There may be more Ralph Lauren restaurants (there is also one in Paris, and in Chicago), because the other thing the vibrations are telling him is that in troubled times, food is always a safe bet. There could be hotels. And then there is the audacious ‘see now, buy now’ strategy, implemented with full braggadocio at his New York Fashion Week show in September, outside the uptown women’s store.

For a couple of hours, a section of Madison Avenue was closed off while an audience of editors and celebrities watched Stella Tennant, Kendall Jenner, Bella Hadid and co modelling a collection that went on sale moments after the show ended.
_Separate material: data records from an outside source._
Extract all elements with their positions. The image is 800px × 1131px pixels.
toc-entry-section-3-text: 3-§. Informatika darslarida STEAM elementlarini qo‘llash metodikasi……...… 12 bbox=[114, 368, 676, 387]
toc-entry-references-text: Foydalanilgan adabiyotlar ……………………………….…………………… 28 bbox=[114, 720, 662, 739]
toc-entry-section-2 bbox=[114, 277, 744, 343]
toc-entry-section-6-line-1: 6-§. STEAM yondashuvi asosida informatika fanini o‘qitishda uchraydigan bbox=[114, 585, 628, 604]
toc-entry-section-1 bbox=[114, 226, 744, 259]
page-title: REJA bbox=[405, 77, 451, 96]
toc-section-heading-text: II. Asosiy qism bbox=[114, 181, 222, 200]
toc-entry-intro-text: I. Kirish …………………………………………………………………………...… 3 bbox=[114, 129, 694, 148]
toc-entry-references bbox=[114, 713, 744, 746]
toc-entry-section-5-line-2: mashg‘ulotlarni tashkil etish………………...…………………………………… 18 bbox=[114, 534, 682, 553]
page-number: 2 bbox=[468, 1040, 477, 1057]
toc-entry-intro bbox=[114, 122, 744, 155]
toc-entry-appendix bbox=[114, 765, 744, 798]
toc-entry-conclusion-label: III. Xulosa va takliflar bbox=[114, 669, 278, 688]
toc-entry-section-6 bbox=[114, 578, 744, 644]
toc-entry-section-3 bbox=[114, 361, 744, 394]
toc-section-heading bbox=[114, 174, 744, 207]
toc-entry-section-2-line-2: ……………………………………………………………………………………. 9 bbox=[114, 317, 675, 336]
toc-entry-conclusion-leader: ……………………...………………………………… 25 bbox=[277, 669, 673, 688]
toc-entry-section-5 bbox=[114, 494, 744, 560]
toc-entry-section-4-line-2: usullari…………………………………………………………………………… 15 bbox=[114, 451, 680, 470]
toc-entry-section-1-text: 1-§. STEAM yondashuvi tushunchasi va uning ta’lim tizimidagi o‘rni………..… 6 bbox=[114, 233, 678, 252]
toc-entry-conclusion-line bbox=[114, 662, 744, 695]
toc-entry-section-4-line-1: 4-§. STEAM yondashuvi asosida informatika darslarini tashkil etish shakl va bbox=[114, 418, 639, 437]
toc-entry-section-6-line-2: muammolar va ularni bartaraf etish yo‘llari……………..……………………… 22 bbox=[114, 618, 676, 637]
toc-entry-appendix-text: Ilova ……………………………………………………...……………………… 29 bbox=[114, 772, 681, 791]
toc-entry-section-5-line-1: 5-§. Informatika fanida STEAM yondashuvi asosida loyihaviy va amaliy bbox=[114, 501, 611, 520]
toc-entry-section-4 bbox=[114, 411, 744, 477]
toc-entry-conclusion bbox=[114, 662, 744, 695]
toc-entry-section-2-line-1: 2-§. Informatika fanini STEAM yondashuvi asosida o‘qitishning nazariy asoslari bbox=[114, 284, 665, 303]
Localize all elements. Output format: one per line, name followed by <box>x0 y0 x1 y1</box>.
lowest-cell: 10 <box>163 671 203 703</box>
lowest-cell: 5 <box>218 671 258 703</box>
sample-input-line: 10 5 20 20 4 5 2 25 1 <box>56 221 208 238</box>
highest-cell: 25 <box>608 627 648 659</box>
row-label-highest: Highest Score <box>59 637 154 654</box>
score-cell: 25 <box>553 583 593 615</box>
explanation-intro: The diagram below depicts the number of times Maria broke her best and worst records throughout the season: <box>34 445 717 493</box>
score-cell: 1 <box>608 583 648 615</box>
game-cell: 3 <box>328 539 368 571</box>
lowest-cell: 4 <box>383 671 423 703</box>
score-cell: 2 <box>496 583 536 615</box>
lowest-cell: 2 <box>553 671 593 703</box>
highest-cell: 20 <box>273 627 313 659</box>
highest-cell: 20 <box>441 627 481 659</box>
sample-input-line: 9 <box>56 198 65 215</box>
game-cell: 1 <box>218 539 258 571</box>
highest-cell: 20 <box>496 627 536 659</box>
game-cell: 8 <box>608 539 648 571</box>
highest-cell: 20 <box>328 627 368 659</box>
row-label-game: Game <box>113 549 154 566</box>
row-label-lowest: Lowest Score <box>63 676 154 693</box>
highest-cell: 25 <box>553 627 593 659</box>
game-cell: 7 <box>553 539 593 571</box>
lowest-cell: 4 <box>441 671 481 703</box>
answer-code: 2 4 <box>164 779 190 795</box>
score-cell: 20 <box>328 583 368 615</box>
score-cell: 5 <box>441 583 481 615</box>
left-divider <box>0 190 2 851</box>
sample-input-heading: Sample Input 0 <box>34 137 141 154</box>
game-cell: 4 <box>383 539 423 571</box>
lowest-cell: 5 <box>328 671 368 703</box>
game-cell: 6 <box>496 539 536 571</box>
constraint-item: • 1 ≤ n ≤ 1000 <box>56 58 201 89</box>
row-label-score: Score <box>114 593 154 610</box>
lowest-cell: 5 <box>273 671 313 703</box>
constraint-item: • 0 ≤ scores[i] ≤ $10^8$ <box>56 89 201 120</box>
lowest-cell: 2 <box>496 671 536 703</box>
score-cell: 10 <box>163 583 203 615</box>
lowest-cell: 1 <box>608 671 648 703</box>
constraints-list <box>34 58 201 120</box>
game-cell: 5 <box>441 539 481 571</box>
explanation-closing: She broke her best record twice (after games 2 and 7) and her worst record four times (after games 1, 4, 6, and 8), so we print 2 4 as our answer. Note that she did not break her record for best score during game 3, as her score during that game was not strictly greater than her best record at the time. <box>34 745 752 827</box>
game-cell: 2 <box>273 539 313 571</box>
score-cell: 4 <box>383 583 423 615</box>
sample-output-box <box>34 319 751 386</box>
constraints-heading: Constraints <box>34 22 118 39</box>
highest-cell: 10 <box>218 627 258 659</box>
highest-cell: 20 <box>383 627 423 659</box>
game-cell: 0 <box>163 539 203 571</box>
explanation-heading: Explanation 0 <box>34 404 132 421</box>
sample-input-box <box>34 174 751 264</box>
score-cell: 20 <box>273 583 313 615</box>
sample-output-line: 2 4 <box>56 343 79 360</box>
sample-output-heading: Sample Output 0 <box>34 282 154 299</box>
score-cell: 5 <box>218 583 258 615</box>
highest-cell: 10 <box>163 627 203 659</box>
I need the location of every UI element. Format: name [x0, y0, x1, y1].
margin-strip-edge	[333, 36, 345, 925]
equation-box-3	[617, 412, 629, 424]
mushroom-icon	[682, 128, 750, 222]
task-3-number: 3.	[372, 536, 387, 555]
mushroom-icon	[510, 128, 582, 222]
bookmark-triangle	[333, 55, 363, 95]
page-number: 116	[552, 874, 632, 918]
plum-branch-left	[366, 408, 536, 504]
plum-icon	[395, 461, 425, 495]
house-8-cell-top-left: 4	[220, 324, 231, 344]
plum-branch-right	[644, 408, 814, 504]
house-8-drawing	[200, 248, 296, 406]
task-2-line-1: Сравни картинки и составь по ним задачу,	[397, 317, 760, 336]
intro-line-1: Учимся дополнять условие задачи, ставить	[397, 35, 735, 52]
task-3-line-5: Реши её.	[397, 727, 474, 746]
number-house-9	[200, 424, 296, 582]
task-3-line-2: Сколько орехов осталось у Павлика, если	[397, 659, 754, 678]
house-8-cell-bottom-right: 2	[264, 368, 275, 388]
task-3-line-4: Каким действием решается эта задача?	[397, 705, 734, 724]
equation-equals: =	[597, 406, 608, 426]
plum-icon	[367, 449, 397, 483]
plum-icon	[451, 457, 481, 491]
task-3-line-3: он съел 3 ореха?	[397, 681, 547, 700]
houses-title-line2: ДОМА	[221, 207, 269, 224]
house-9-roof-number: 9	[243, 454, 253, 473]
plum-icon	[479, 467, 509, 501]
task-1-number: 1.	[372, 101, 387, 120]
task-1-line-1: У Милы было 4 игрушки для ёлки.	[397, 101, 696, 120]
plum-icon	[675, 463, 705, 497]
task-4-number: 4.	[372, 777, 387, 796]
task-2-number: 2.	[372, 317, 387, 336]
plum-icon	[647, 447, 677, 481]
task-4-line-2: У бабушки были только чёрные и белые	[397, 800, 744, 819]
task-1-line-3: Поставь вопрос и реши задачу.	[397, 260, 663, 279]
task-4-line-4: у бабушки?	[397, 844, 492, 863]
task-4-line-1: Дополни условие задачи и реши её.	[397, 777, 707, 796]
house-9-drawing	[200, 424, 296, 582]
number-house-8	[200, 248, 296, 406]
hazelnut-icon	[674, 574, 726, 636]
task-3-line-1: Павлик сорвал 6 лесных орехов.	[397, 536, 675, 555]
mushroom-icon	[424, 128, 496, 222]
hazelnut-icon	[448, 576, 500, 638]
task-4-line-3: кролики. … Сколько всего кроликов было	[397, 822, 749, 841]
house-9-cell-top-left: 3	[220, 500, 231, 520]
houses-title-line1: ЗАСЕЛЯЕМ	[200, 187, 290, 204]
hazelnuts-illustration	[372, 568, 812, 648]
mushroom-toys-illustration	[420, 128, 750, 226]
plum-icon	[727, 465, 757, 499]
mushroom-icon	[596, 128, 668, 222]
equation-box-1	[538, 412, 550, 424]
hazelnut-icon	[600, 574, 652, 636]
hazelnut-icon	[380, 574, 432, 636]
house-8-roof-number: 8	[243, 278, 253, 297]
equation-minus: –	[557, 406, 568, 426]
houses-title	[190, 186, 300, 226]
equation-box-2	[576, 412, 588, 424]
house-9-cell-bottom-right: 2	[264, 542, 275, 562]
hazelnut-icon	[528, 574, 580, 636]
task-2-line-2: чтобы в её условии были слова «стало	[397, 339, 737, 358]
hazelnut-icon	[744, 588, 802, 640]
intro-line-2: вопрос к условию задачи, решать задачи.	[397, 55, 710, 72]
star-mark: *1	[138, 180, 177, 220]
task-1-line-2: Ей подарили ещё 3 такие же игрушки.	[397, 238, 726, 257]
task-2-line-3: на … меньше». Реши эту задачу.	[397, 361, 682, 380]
That, Lauren agrees, was a ta-da moment.

But this radical upending of the normal industry structure sounds like a logistical nightmare. ‘Yes, but it wasn’t horrible. It was exciting, like turning round to the industry and saying, “Look, we can still do it.” It’s early days, but it’s better than putting the clothes out then waiting six months before you can sell them while other people knock you off.’

In other words, he’s ready for it. At 77, he’s still happily married (Ricky’s waiting downstairs for him so they can go out for dinner), works out daily, still rides… ‘Still?’ he stops me. ‘Why do you say still?’ Because I’ve given up, I tell him. Too scared. ‘So’s Ricky,’ he says, regretfully. ‘But the truth is, you have to keep getting back on that horse.’